Under Daniel Michael Koch the choir of two dozen sang quite well as the orchestra followed vigorous first violinist Rob Murphy. Daniel Frankhuizen on cello turned in an excellent, sensitive performance and Piotr Kargul was especially effective on viola. Schubert’s innovative harmonies in this mass were not noticed during his lifetime, mainly because the piece was not published until after his death. The spirit of the Mass remains one of gratitude for the beatitude of life rather than religious drama. One might say that the music parallels the gentle awaking of flowers that now surround us.
Two years later Schubert wrote one of his most famous songs, “To Music,” a short hymn to the art at which he laid all his prodigious gifts. There is something of eternity in the even pulse of the song. Here soprano Robin Clifford endowed the lyrics with resonant wings. Dramatizing the melancholy Romantic burden of life, the last line of the lieder reads “You sweet art, I thank you for this.”
Daniel Michael Koch’s own arrangement of Praise the Lord by Mozart was performed by a children’s choir of seven. Paraphrasing Psalm 150, Koch added some lyrics and original music. This novelty was received so well last year that it was sensibly re-performed to more perfection.
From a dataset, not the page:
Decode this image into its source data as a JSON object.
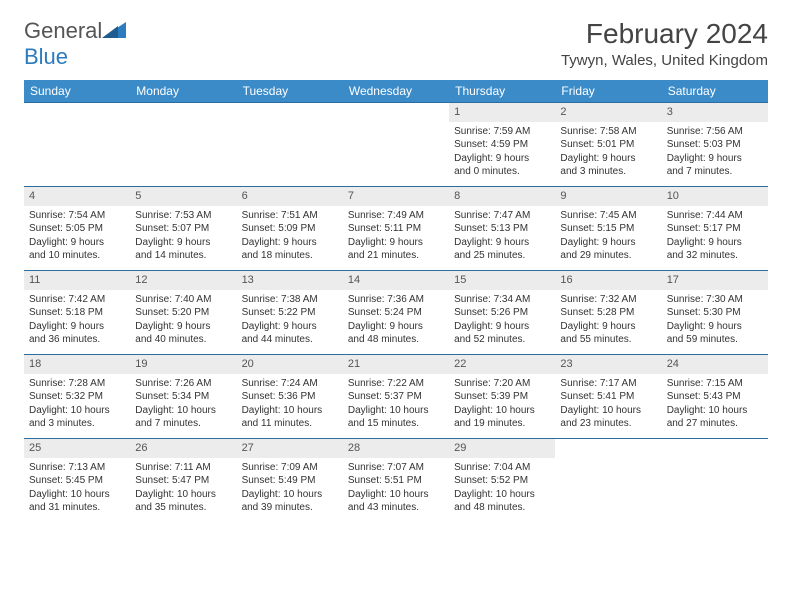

Donizetti’s nearly forgotten Ave Maria (1821?) permitted Robin Clifford a voice showcase. There was more subtlety of volume in her voice than last year and everyone there hoped to hear her sing again soon.
From Aaron Copland’s “The Promise of Living” from The Tender Land, Clifford was joined by tenor Luke Garrison and bass Bryan Murray, all of whom melded to deliver a delicate balance amid lush harmonies.
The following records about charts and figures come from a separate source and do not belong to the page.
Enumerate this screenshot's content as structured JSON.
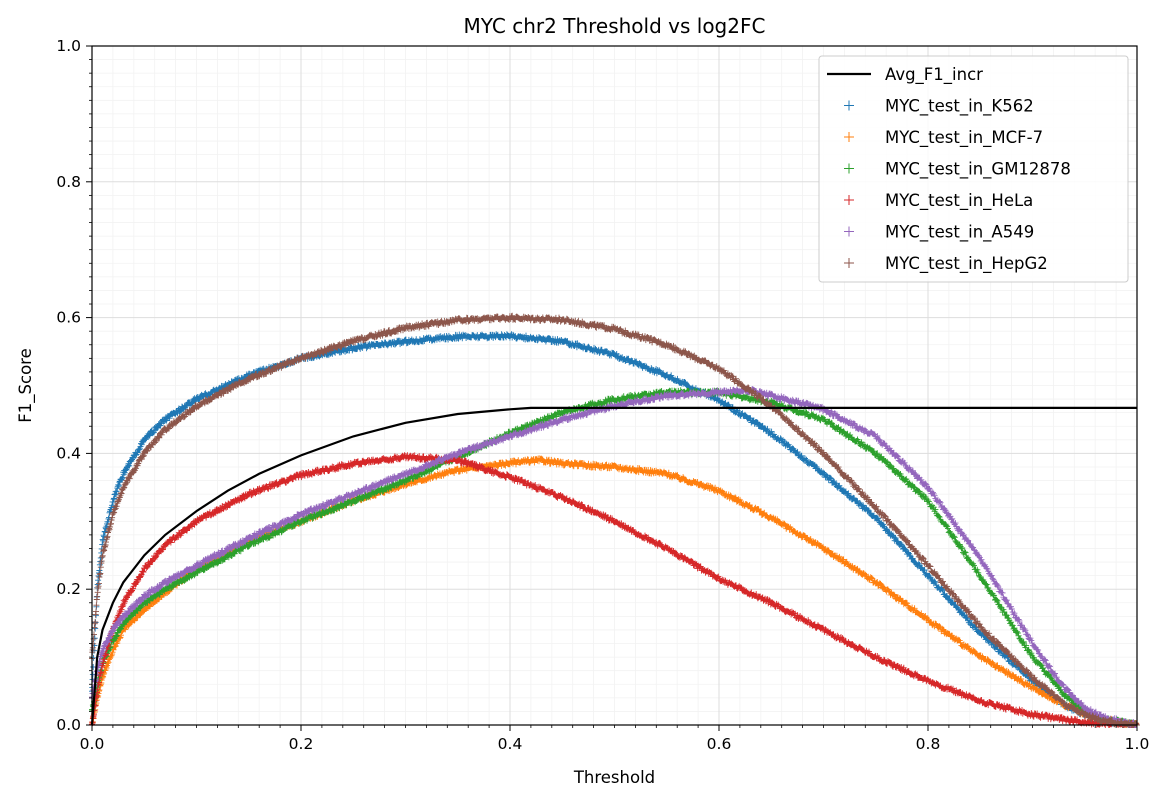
{
  "chart_data": {
    "type": "line",
    "title": "MYC chr2 Threshold vs log2FC",
    "xlabel": "Threshold",
    "ylabel": "F1_Score",
    "xlim": [
      0,
      1
    ],
    "ylim": [
      0,
      1
    ],
    "xticks": [
      "0.0",
      "0.2",
      "0.4",
      "0.6",
      "0.8",
      "1.0"
    ],
    "yticks": [
      "0.0",
      "0.2",
      "0.4",
      "0.6",
      "0.8",
      "1.0"
    ],
    "grid": true,
    "minor_grid": true,
    "legend_position": "top-right",
    "series": [
      {
        "name": "Avg_F1_incr",
        "style": "line",
        "color": "#000000",
        "x": [
          0,
          0.005,
          0.01,
          0.02,
          0.03,
          0.05,
          0.07,
          0.1,
          0.13,
          0.16,
          0.2,
          0.25,
          0.3,
          0.35,
          0.4,
          0.42,
          1.0
        ],
        "y": [
          0,
          0.1,
          0.14,
          0.18,
          0.21,
          0.25,
          0.28,
          0.315,
          0.345,
          0.37,
          0.397,
          0.425,
          0.445,
          0.458,
          0.465,
          0.467,
          0.467
        ]
      },
      {
        "name": "MYC_test_in_K562",
        "style": "plus",
        "color": "#1f77b4",
        "x": [
          0,
          0.005,
          0.01,
          0.02,
          0.03,
          0.05,
          0.07,
          0.1,
          0.15,
          0.2,
          0.25,
          0.3,
          0.35,
          0.4,
          0.45,
          0.5,
          0.55,
          0.6,
          0.65,
          0.7,
          0.75,
          0.8,
          0.85,
          0.9,
          0.93,
          0.95,
          0.97,
          1.0
        ],
        "y": [
          0.05,
          0.2,
          0.27,
          0.33,
          0.37,
          0.42,
          0.45,
          0.48,
          0.515,
          0.54,
          0.555,
          0.565,
          0.572,
          0.573,
          0.565,
          0.545,
          0.515,
          0.478,
          0.43,
          0.37,
          0.305,
          0.22,
          0.135,
          0.065,
          0.03,
          0.015,
          0.005,
          0
        ]
      },
      {
        "name": "MYC_test_in_MCF-7",
        "style": "plus",
        "color": "#ff7f0e",
        "x": [
          0,
          0.005,
          0.01,
          0.02,
          0.03,
          0.05,
          0.07,
          0.1,
          0.15,
          0.2,
          0.25,
          0.3,
          0.35,
          0.4,
          0.43,
          0.45,
          0.5,
          0.55,
          0.6,
          0.65,
          0.7,
          0.75,
          0.8,
          0.85,
          0.9,
          0.93,
          0.96,
          1.0
        ],
        "y": [
          0.0,
          0.04,
          0.07,
          0.11,
          0.14,
          0.17,
          0.195,
          0.23,
          0.27,
          0.3,
          0.33,
          0.355,
          0.375,
          0.386,
          0.39,
          0.385,
          0.38,
          0.37,
          0.345,
          0.305,
          0.26,
          0.21,
          0.155,
          0.1,
          0.055,
          0.03,
          0.01,
          0
        ]
      },
      {
        "name": "MYC_test_in_GM12878",
        "style": "plus",
        "color": "#2ca02c",
        "x": [
          0,
          0.005,
          0.01,
          0.02,
          0.03,
          0.05,
          0.07,
          0.1,
          0.15,
          0.2,
          0.25,
          0.3,
          0.35,
          0.4,
          0.45,
          0.5,
          0.55,
          0.6,
          0.65,
          0.7,
          0.75,
          0.8,
          0.85,
          0.9,
          0.93,
          0.95,
          0.97,
          1.0
        ],
        "y": [
          0.02,
          0.06,
          0.09,
          0.125,
          0.15,
          0.18,
          0.2,
          0.225,
          0.265,
          0.3,
          0.33,
          0.36,
          0.395,
          0.43,
          0.46,
          0.48,
          0.49,
          0.49,
          0.475,
          0.45,
          0.4,
          0.33,
          0.22,
          0.1,
          0.045,
          0.02,
          0.008,
          0
        ]
      },
      {
        "name": "MYC_test_in_HeLa",
        "style": "plus",
        "color": "#d62728",
        "x": [
          0,
          0.005,
          0.01,
          0.02,
          0.03,
          0.05,
          0.07,
          0.1,
          0.15,
          0.2,
          0.25,
          0.3,
          0.35,
          0.4,
          0.45,
          0.5,
          0.55,
          0.6,
          0.65,
          0.7,
          0.75,
          0.8,
          0.85,
          0.9,
          0.95,
          1.0
        ],
        "y": [
          0.0,
          0.05,
          0.09,
          0.14,
          0.18,
          0.23,
          0.265,
          0.3,
          0.34,
          0.368,
          0.385,
          0.395,
          0.39,
          0.365,
          0.335,
          0.3,
          0.26,
          0.215,
          0.18,
          0.14,
          0.1,
          0.065,
          0.035,
          0.015,
          0.004,
          0
        ]
      },
      {
        "name": "MYC_test_in_A549",
        "style": "plus",
        "color": "#9467bd",
        "x": [
          0,
          0.005,
          0.01,
          0.02,
          0.03,
          0.05,
          0.07,
          0.1,
          0.15,
          0.2,
          0.25,
          0.3,
          0.35,
          0.4,
          0.45,
          0.5,
          0.55,
          0.6,
          0.63,
          0.65,
          0.7,
          0.75,
          0.8,
          0.85,
          0.9,
          0.93,
          0.95,
          0.97,
          1.0
        ],
        "y": [
          0.04,
          0.08,
          0.11,
          0.14,
          0.16,
          0.19,
          0.21,
          0.235,
          0.275,
          0.31,
          0.34,
          0.37,
          0.4,
          0.425,
          0.45,
          0.47,
          0.485,
          0.49,
          0.493,
          0.485,
          0.465,
          0.425,
          0.35,
          0.245,
          0.12,
          0.055,
          0.025,
          0.01,
          0
        ]
      },
      {
        "name": "MYC_test_in_HepG2",
        "style": "plus",
        "color": "#8c564b",
        "x": [
          0,
          0.005,
          0.01,
          0.02,
          0.03,
          0.05,
          0.07,
          0.1,
          0.15,
          0.2,
          0.25,
          0.3,
          0.35,
          0.4,
          0.45,
          0.5,
          0.55,
          0.6,
          0.65,
          0.7,
          0.75,
          0.8,
          0.85,
          0.9,
          0.93,
          0.95,
          0.97,
          1.0
        ],
        "y": [
          0.1,
          0.19,
          0.25,
          0.31,
          0.35,
          0.4,
          0.435,
          0.47,
          0.51,
          0.54,
          0.565,
          0.585,
          0.596,
          0.6,
          0.597,
          0.583,
          0.56,
          0.525,
          0.47,
          0.4,
          0.32,
          0.235,
          0.145,
          0.07,
          0.032,
          0.015,
          0.005,
          0
        ]
      }
    ]
  }
}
The concert concluded with Z. Randall Stroupe’s arrangement of Robert Frost’s poem “The Pasture.” This lyrical hymn to the pastoral world and its humble tasks close to the earth offers perhaps the best musical expression of an American poem. Stroupe’s composition makes the Frost poem come alive in ways that continue to thrill, no matter how many times one has heard this wondrous piece of music.
There was a reception after the concert for people to gather and talk with choir and musicians. Such genial informality and professionalism is rare for such a small town. One left grateful for the musicians and choir who volunteered their time (those rehearsals!) and talent for such a wonderful communal celebration of music that moves the heart.